Quasi la metà degli incidenti in itinere riguarda le lavoratrici, secondo i dati dell’Inail. Il 46,1% degli infortuni e il 50% dei casi mortali accade per strada, mentre sul totale degli infortuni solo uno su 4 è rosa (27,5%). Le mansioni «femminili» negli stabilimenti e nelle aziende sono di solito quelle meno a rischio infortuni, ed è per questo che nel 2007 solo un incidente su 4 (27,5%) avvenuto durante l’attività lavorativa ha riguardato una donna, anche se l’occupazione femminile in Italia corrisponde a quasi il 40% del totale.

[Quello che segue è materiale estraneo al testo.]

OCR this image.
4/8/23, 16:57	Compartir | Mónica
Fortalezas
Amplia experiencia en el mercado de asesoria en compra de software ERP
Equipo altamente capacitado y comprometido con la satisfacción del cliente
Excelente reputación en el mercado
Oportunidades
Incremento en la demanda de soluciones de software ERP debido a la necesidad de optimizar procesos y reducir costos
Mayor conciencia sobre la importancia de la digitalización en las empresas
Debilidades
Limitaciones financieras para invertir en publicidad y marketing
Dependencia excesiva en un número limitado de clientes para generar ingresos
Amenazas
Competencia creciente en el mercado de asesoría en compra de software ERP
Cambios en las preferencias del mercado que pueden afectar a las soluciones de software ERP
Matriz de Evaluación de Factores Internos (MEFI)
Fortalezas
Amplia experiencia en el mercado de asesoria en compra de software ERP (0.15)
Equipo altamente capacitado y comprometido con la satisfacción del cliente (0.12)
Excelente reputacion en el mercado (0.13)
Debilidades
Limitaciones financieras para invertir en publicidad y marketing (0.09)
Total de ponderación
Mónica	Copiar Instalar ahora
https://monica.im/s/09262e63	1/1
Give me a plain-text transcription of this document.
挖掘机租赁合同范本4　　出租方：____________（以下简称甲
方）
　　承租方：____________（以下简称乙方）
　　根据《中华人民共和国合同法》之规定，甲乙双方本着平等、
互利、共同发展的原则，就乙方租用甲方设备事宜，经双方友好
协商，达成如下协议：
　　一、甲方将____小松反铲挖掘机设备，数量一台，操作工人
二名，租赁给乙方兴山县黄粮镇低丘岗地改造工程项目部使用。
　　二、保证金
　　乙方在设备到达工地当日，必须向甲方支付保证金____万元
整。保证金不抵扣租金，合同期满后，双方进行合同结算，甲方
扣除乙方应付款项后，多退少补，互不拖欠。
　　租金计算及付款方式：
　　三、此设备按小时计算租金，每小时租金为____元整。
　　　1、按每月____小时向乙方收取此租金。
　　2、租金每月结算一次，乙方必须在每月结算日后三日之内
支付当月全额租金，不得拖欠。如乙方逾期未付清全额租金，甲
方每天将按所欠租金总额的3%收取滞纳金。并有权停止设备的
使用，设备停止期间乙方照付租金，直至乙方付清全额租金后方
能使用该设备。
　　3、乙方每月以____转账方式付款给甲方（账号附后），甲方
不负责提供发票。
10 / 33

«In soli dieci anni le donne che lavorano sono aumentate di 1 milione e 700mila, più degli uomini che hanno avuto un incremento pari a 1 milione e 300mila. Vale inoltre la pena di sottolineare che l’aumento dell’occupazione femminile ha riguardato soprattutto ruoli di maggiore responsabilità», dice Franco D’Amico, coordinatore generale della Consulenza statistico attuariale dell’Inail. Le donne sono più spesso impiegate nel terziario o nei servizi, e anche quando lavorano in settori a rischio come l’edilizia o la metallurgia, rivestono più spesso ruoli impiegatizi.

Diverso il discorso per le straniere: per quelle provenienti da Ucraina, Polonia ed Ecuador, che spesso lavorano come collaboratrici domestiche, si registrano le più alte percentuali di infortuni al femminile: nel settore dei servizi per la casa, 7 infortunate su 10 non sono italiane. «Il dato degli infortuni in itinere è particolarmente pesante – ha dichiarato il presidente dell’Inail Sartori – per questo stiamo pensando a qualche campagna di sensibilizzazione ad hoc. Stiamo studiando inoltre un’estensione della tutela per le casalinghe che oggi è ancora limitata».